Run scarlink_preprocessing
to generate coasssay_matrix.h5
to use as input to SCARlink.
scarlink_processing --scrna scrna_seurat.rds --scatac scatac_archr -o multiome_out
For small data sets with few genes, run SCARlink sequentially on the gene set in the same output directory multiome_out
, as before, for all the remaining steps. Note that celltype
needs to be present in either scrna_seurat.rds
or scatac_archr
.
scarlink -o multiome_out -g hg38 -c celltype
2a. Running locally without cell type information during training and computing cell type scores afterwards
SCARlink can also be run without providing cell type information using -c
. In that case SCARlink only computes the gene-level regression model and does not estimate cell-type-specific Shapley values.
scarlink -o multiome_out -g hg38
The cell-type-specific Shapley scores can be computed later on by running scarlink
with the -c
parameter. In that case the previously estimated gene-regression models are used.
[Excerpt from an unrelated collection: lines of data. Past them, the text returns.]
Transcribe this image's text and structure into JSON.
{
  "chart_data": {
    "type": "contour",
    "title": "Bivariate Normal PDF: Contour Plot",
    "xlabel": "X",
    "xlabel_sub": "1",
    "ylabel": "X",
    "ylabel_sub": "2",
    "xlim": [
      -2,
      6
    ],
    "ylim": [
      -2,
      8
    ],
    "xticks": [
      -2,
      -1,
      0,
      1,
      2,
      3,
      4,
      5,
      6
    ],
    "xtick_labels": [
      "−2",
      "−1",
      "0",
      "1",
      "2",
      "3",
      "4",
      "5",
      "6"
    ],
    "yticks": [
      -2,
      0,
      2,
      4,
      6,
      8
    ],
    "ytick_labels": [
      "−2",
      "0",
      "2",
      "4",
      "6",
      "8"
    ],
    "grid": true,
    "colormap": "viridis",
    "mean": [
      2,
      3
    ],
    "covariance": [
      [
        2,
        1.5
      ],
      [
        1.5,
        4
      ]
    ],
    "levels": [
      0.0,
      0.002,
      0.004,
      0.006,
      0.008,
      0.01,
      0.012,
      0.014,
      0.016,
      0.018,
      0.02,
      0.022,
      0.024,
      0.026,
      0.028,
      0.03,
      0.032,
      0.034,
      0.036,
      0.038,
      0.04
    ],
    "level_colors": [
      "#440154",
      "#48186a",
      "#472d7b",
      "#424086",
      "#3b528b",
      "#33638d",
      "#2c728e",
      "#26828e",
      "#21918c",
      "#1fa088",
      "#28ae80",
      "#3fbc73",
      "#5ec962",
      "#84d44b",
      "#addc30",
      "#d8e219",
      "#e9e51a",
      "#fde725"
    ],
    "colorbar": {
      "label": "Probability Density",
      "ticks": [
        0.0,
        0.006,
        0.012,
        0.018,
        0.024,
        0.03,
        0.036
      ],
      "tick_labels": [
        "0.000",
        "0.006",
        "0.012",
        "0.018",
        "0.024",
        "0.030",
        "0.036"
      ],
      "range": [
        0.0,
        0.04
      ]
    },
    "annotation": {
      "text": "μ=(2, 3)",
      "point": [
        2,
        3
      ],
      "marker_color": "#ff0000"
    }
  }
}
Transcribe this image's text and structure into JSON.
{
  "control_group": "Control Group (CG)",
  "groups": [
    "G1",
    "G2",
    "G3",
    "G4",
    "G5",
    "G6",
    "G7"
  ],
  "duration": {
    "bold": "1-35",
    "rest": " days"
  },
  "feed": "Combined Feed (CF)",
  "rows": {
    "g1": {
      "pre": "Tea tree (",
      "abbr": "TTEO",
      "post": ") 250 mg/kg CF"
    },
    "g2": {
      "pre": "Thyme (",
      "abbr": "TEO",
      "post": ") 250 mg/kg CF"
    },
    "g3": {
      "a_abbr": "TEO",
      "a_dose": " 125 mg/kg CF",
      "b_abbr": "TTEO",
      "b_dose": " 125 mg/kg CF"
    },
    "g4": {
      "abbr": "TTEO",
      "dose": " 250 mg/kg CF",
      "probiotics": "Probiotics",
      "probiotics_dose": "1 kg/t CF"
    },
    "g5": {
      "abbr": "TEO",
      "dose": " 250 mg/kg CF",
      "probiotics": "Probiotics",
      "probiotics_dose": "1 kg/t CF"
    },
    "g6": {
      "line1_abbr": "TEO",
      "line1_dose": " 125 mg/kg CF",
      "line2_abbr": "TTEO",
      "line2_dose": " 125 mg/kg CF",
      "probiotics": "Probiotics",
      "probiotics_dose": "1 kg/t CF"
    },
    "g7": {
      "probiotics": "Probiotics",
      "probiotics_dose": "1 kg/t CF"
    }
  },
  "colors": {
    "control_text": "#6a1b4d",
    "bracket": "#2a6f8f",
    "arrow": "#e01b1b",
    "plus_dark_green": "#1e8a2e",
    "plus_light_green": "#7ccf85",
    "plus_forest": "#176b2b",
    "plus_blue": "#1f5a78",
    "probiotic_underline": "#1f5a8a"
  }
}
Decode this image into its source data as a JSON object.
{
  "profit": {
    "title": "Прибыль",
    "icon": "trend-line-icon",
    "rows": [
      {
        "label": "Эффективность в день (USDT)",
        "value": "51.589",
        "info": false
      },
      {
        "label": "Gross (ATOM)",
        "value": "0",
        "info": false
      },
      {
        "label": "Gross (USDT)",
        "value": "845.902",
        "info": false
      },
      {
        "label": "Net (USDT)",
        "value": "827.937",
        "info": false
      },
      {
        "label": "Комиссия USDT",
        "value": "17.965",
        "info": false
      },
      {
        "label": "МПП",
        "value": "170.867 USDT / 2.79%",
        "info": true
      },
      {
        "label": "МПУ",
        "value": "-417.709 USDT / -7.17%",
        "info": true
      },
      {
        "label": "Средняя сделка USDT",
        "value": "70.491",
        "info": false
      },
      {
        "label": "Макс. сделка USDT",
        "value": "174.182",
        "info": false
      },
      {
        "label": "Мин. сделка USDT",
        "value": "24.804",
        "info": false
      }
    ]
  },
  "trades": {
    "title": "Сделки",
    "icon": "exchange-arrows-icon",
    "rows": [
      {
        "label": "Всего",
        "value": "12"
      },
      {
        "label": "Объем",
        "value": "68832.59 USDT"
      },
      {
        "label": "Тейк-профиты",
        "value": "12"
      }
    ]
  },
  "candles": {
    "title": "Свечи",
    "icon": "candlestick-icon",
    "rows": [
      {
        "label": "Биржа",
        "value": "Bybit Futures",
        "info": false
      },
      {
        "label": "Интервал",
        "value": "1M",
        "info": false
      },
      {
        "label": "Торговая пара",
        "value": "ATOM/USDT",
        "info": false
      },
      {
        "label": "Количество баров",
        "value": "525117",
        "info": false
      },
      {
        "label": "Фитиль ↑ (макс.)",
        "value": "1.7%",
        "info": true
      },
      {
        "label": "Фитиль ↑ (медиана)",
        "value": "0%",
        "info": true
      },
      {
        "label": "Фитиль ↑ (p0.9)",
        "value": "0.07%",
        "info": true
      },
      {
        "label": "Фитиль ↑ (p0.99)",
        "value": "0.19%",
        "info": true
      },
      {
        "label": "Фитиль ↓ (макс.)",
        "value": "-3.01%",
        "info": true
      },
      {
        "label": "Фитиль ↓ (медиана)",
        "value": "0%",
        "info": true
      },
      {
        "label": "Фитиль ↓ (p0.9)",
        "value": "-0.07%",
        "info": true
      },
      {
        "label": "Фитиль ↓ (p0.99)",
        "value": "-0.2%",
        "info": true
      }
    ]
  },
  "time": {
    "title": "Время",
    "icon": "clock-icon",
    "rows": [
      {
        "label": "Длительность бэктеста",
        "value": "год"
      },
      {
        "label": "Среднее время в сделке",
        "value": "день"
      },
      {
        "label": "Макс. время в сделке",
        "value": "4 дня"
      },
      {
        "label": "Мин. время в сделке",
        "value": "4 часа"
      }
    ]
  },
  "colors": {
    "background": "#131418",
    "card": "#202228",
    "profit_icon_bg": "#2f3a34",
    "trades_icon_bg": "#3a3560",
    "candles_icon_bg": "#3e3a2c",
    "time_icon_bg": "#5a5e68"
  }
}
scarlink -o multiome_out -g hg38 -c celltype
SCARlink can be run again with a different cell type annotation. For example, more granular annotations. Both celltype
and celltype_granular
scores would be retained.
scarlink -o multiome_out -g hg38 -c celltype_granular
To speed up computation, SCARlink can be run on a cluster in parallel. By default it parallelizes over 100 cores, -np 100
when -np
is not provided.
scarlink -o multiome_out -g hg38 -c celltype -p $LSB_JOBINDEX
Get table with tile-level siginificance for each gene and celltype.
scarlink_tiles -o multiome_out -c celltype
Chromatin potential analysis can be performed after running steps 1 and 2. Please refer to example notebook.
SCARlink can create visualizations for the chromatin accessibility around a gene (250kb upstream and downstream of the gene body) and the gene expression for a given gene, grouped by user-provided celltype. The visualizations can help understand the connection between the accessibility at tile-level to gene expression. Note that SCARlink can generate visualizations for different cell type groupings on the fly. Example visulizations are provided in a notebook. The visualizations can also be generated at the command line.
scarlink_tiles -o multiome_out -c celltype --genes GENE1,GENE2
* The manuscript version of SCARlink uses Seurat v4 and ArchR 1.0.2. The new Seurat v5 installation is compatible with SCARlink but Seurat v5 objects are not yet supported. We will add it soon!